If you thought your journalism had value beyond entertainment, would you really be making it available to fewer people, unedited, mid-pandemic-depression? And only to people who can pay? Eat shit. Media’s Vizzinis—Greenwald (“unencumbered analysis!”), Squid Matt (“woke left!”), Mild Matt (“fiercely independent!”), penis-size correspondent Andrew Sullivan (if you must), the Singal guy—can’t hurt you by whining about “epistemic closure” from behind the gates of their influencer house. If the plague profiteers score a 10 for evil, these guys barely register. But they set a sad example: If you make it, if you’re really good, you start a hot-take OnlyFans. If I were being gracious, I’d say it raises questions about their values. If I were being blunt, I’d say it yields a pretty depressing answer. What the hell is wrong with you people?
And don’t lecture me about some kind of return to an industry norm. I couldn’t pay when I first got to this media thing, and I couldn’t pay before that. I have been unable to pay since I was this high, and one of the (so many!!!) lessons was to write for Team Can’t Pay only. Because the vast majority of people, certainly the people who most urgently need real news and maybe even decent analysis, can’t pay for your fucking Substack.
Yes, I know print news costs. I also remember reading the New York Times at the library. Sometimes a fellow Can’t Payer beat you to the crossword, but you could still stay informed, and we took advantage of that without fail. There was a principle at work here: Society is better off when media is free and widely accessible. For a time this more or less harmonized with the prevailing business model. Publishers didn’t sweat the low costs of news access because every added reader meant more eyeballs on the Sears ads, where the real money got made. But the old model has cratered, and the commitment to the ideal of widely accessible media is being tested.
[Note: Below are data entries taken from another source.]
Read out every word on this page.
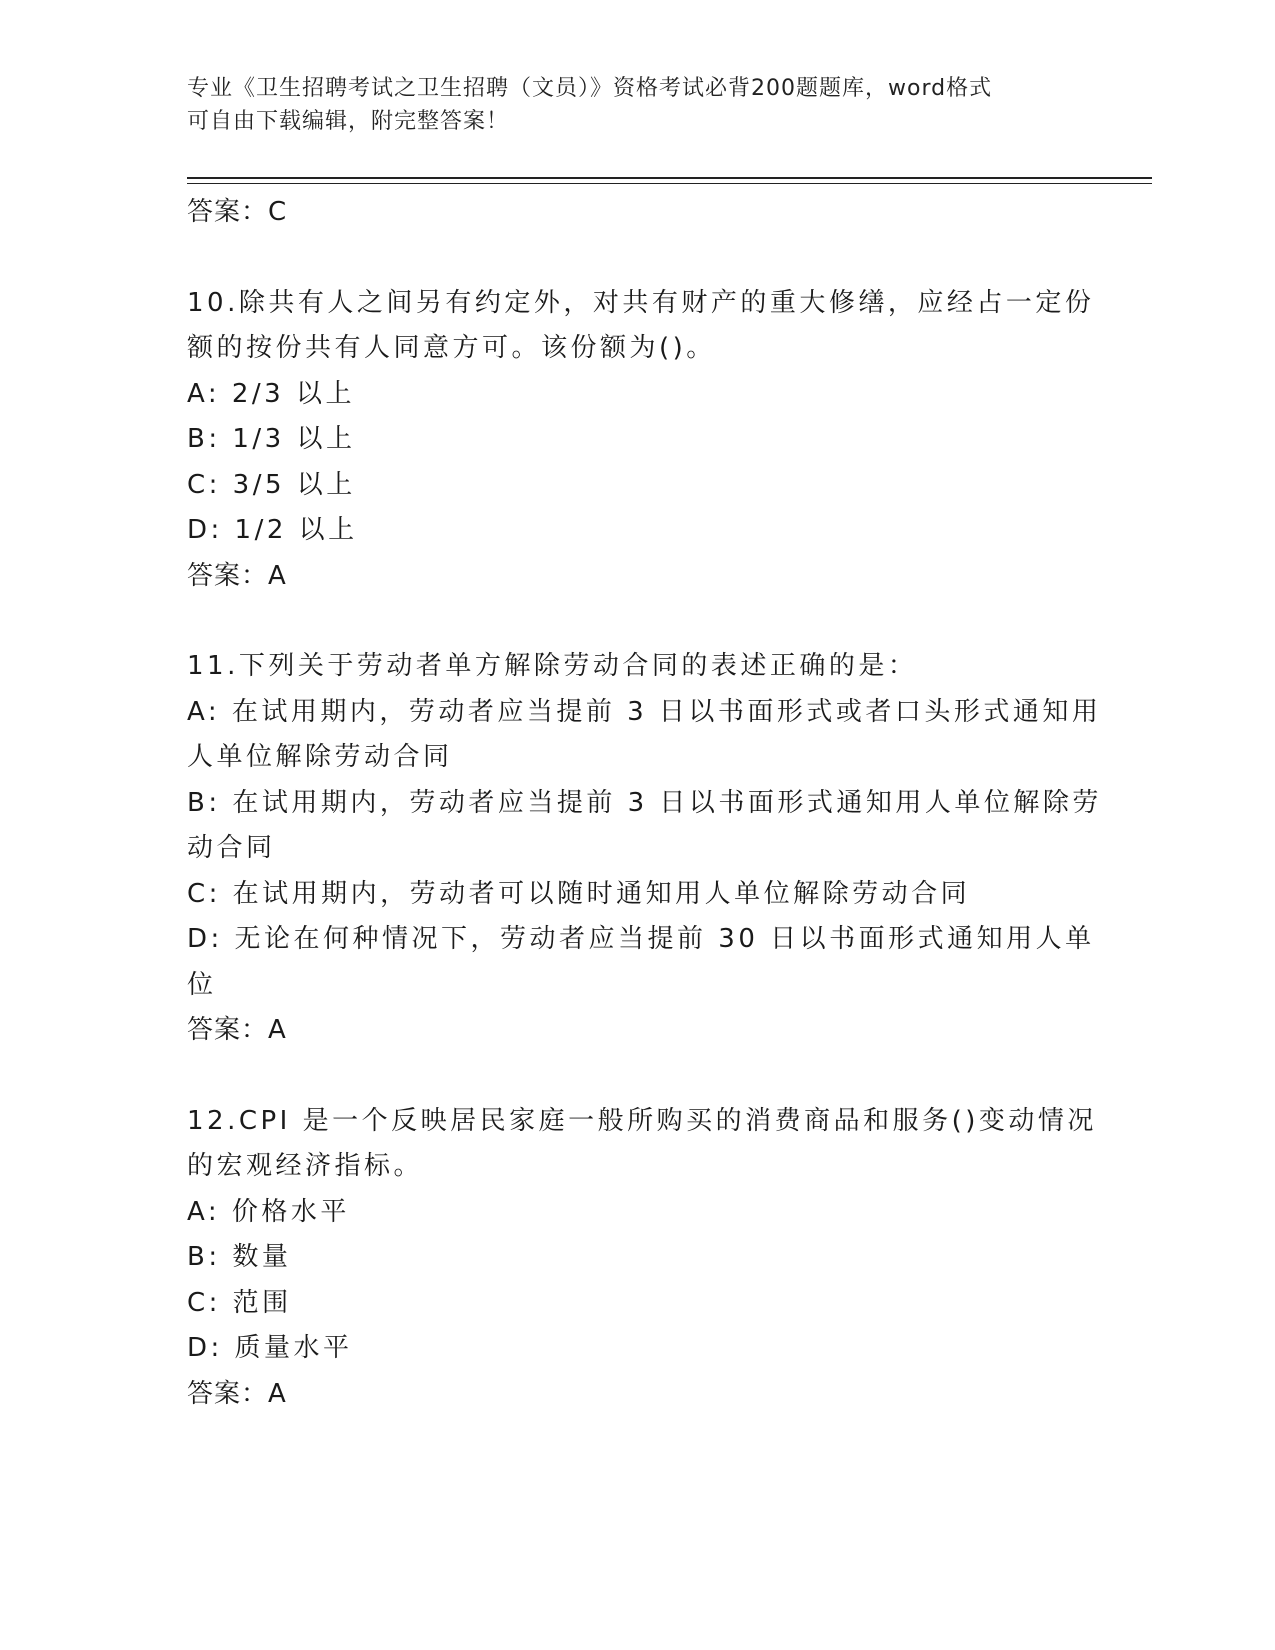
专业《卫生招聘考试之卫生招聘（文员）》资格考试必背200题题库，word格式
可自由下载编辑，附完整答案！
答案：C
10.除共有人之间另有约定外，对共有财产的重大修缮，应经占一定份
额的按份共有人同意方可。该份额为()。
A: 2/3 以上
B: 1/3 以上
C: 3/5 以上
D: 1/2 以上
答案：A
11.下列关于劳动者单方解除劳动合同的表述正确的是：
A: 在试用期内，劳动者应当提前 3 日以书面形式或者口头形式通知用
人单位解除劳动合同
B: 在试用期内，劳动者应当提前 3 日以书面形式通知用人单位解除劳
动合同
C: 在试用期内，劳动者可以随时通知用人单位解除劳动合同
D: 无论在何种情况下，劳动者应当提前 30 日以书面形式通知用人单
位
答案：A
12.CPI 是一个反映居民家庭一般所购买的消费商品和服务()变动情况
的宏观经济指标。
A: 价格水平
B: 数量
C: 范围
D: 质量水平
答案：A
There are no perfect answers (absent huge media subsidies), but some are at least better and more public-spirited. A lot of good energy in the industry is going toward creating subscriber-based media cooperatives. At outlets like The Brick House or Defector, gifted journalists are putting it on the line, navigating new routes through a mercenary economy. My outlet keeps my work free and still provides a good union job; I’m lucky, and there should be more. If you have to charge, charge for something with social utility—don’t funnel cash to the comfortable. It is not a coincidence that these co-ops make jobs for people who need them. It’s not a coincidence that they add color to the industry.
The pinnacle of this profession is to create something with others, something egalitarian, in the spirit of communicating valuable shit to the biggest cross-section of people you can. You acknowledge—just by taking part in any shared enterprise—that one of the things your colleagues do is check your bullshit, complement your gaps, and curb your worst tendencies. Your expertise, authority, access, or resources, such as they are, go toward common goals. It rules.
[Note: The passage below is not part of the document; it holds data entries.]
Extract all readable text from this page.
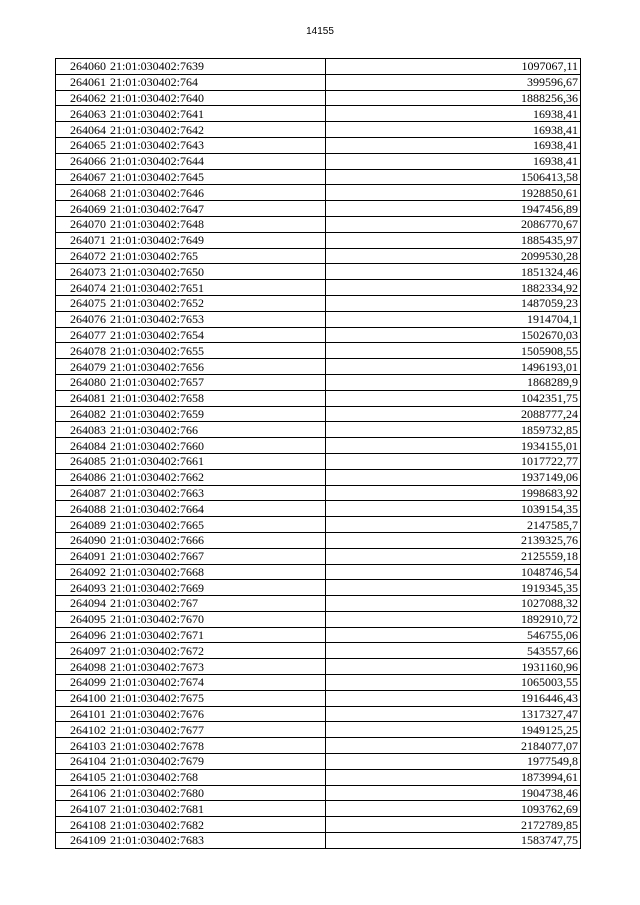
14155
264060	21:01:030402:7639	1097067,11
264061	21:01:030402:764	399596,67
264062	21:01:030402:7640	1888256,36
264063	21:01:030402:7641	16938,41
264064	21:01:030402:7642	16938,41
264065	21:01:030402:7643	16938,41
264066	21:01:030402:7644	16938,41
264067	21:01:030402:7645	1506413,58
264068	21:01:030402:7646	1928850,61
264069	21:01:030402:7647	1947456,89
264070	21:01:030402:7648	2086770,67
264071	21:01:030402:7649	1885435,97
264072	21:01:030402:765	2099530,28
264073	21:01:030402:7650	1851324,46
264074	21:01:030402:7651	1882334,92
264075	21:01:030402:7652	1487059,23
264076	21:01:030402:7653	1914704,1
264077	21:01:030402:7654	1502670,03
264078	21:01:030402:7655	1505908,55
264079	21:01:030402:7656	1496193,01
264080	21:01:030402:7657	1868289,9
264081	21:01:030402:7658	1042351,75
264082	21:01:030402:7659	2088777,24
264083	21:01:030402:766	1859732,85
264084	21:01:030402:7660	1934155,01
264085	21:01:030402:7661	1017722,77
264086	21:01:030402:7662	1937149,06
264087	21:01:030402:7663	1998683,92
264088	21:01:030402:7664	1039154,35
264089	21:01:030402:7665	2147585,7
264090	21:01:030402:7666	2139325,76
264091	21:01:030402:7667	2125559,18
264092	21:01:030402:7668	1048746,54
264093	21:01:030402:7669	1919345,35
264094	21:01:030402:767	1027088,32
264095	21:01:030402:7670	1892910,72
264096	21:01:030402:7671	546755,06
264097	21:01:030402:7672	543557,66
264098	21:01:030402:7673	1931160,96
264099	21:01:030402:7674	1065003,55
264100	21:01:030402:7675	1916446,43
264101	21:01:030402:7676	1317327,47
264102	21:01:030402:7677	1949125,25
264103	21:01:030402:7678	2184077,07
264104	21:01:030402:7679	1977549,8
264105	21:01:030402:768	1873994,61
264106	21:01:030402:7680	1904738,46
264107	21:01:030402:7681	1093762,69
264108	21:01:030402:7682	2172789,85
264109	21:01:030402:7683	1583747,75
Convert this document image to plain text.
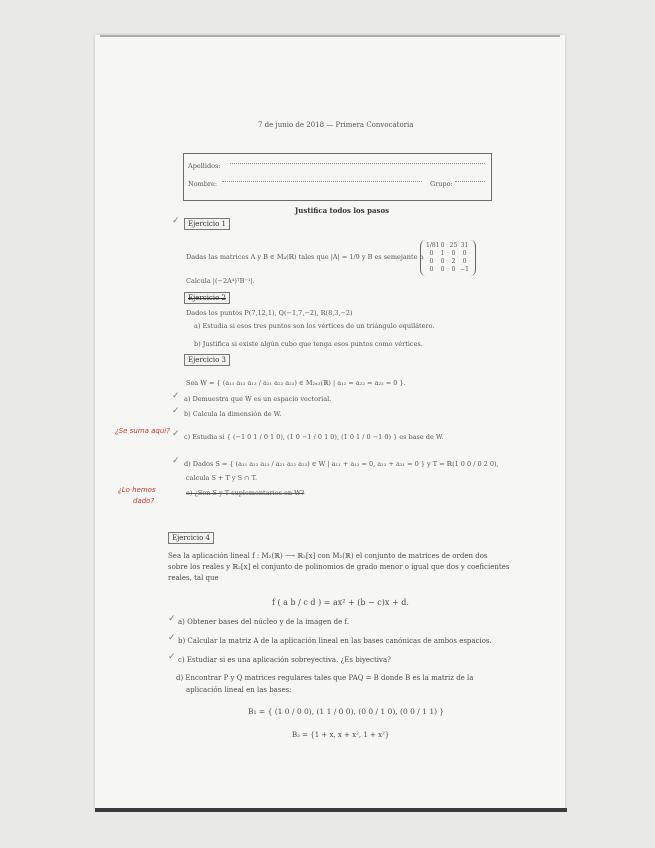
7 de junio de 2018 — Primera Convocatoria
Apellidos:
Nombre:	Grupo:
Justifica todos los pasos
✓	Ejercicio 1
Dadas las matrices A y B ∈ M₄(ℝ) tales que |A| = 1/9 y B es semejante a
1/810 25 31
0 1 0 0
0 0 2 0
0 0 0 −1
Calcula |(−2A⁴)ᵀB⁻¹|.
Ejercicio 2
Dados los puntos P(7,12,1), Q(−1,7,−2), R(8,3,−2)
a) Estudia si esos tres puntos son los vértices de un triángulo equilátero.
b) Justifica si existe algún cubo que tenga esos puntos como vértices.
Ejercicio 3
Sea W = { (a₁₁ a₁₂ a₁₃ / a₂₁ a₂₂ a₂₃) ∈ M₂ₓ₃(ℝ) | a₁₂ = a₂₂ = a₂₃ = 0 }.
✓ a) Demuestra que W es un espacio vectorial.
✓ b) Calcula la dimensión de W.
¿Se suma aqui? ✓ c) Estudia si { (−1 0 1 / 0 1 0), (1 0 −1 / 0 1 0), (1 0 1 / 0 −1 0) } es base de W.
✓ d) Dados S = { (a₁₁ a₁₂ a₁₃ / a₂₁ a₂₂ a₂₃) ∈ W | a₁₁ + a₁₃ = 0, a₁₃ + a₂₁ = 0 } y T = ℝ(1 0 0 / 0 2 0),
calcula S + T y S ∩ T.
¿Lo hemos
dado?
e) ¿Son S y T suplementarios en W?
Ejercicio 4
Sea la aplicación lineal f : M₂(ℝ) ⟶ ℝ₂[x] con M₂(ℝ) el conjunto de matrices de orden dos
sobre los reales y ℝ₂[x] el conjunto de polinomios de grado menor o igual que dos y coeficientes
reales, tal que
f ( a b / c d ) = ax² + (b − c)x + d.
✓ a) Obtener bases del núcleo y de la imagen de f.
✓ b) Calcular la matriz A de la aplicación lineal en las bases canónicas de ambos espacios.
✓ c) Estudiar si es una aplicación sobreyectiva. ¿Es biyectiva?
d) Encontrar P y Q matrices regulares tales que PAQ = B donde B es la matriz de la
aplicación lineal en las bases:
B₁ = { (1 0 / 0 0), (1 1 / 0 0), (0 0 / 1 0), (0 0 / 1 1) }
B₂ = {1 + x, x + x², 1 + x²}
The alternative is called cream-skimming, an expansive term for screwing small fries. For public goods, it’s serving only the profitable users. In bank lending; it’s cashing in on the safest loans (from the best-off borrowers) and leaving everyone else with a worse pool of risk. In media, it’s trashing your colleagues and skipping town because editors are dumb and you’re smart.
If you’re already loaded and your work isn’t worthless, for God’s sake put it where people can read it. At least the clicks these guys got on their lil’ musings helped subsidize some good reporters. If, when we had the chance, this industry had fought for the kind of media subsidies you see in countries that are marginally less of a racket, maybe journalists wouldn’t be as depressingly outnumbered by bullies, grifters, and death merchants.
Through about the mid ’70s, the US looked poised to keep building out its patchwork social democracy. Then Bonzo and the Koch Youth hit the welfare state like a swarm of locusts, and the idea of adding public goods was out of the question. The unregulated globalization they wrought has been a petri dish for public and private scam-artistry; the quantity and variety of investigable bullshit has exploded everywhere. Just not the backing to unearth it.
Meanwhile, these voxholes want you to pay for what? These embarrassments felt censored? Get a real job, you reprobates. [It is not the policy of Mother Jones that anyone should get a real job.—Ed.]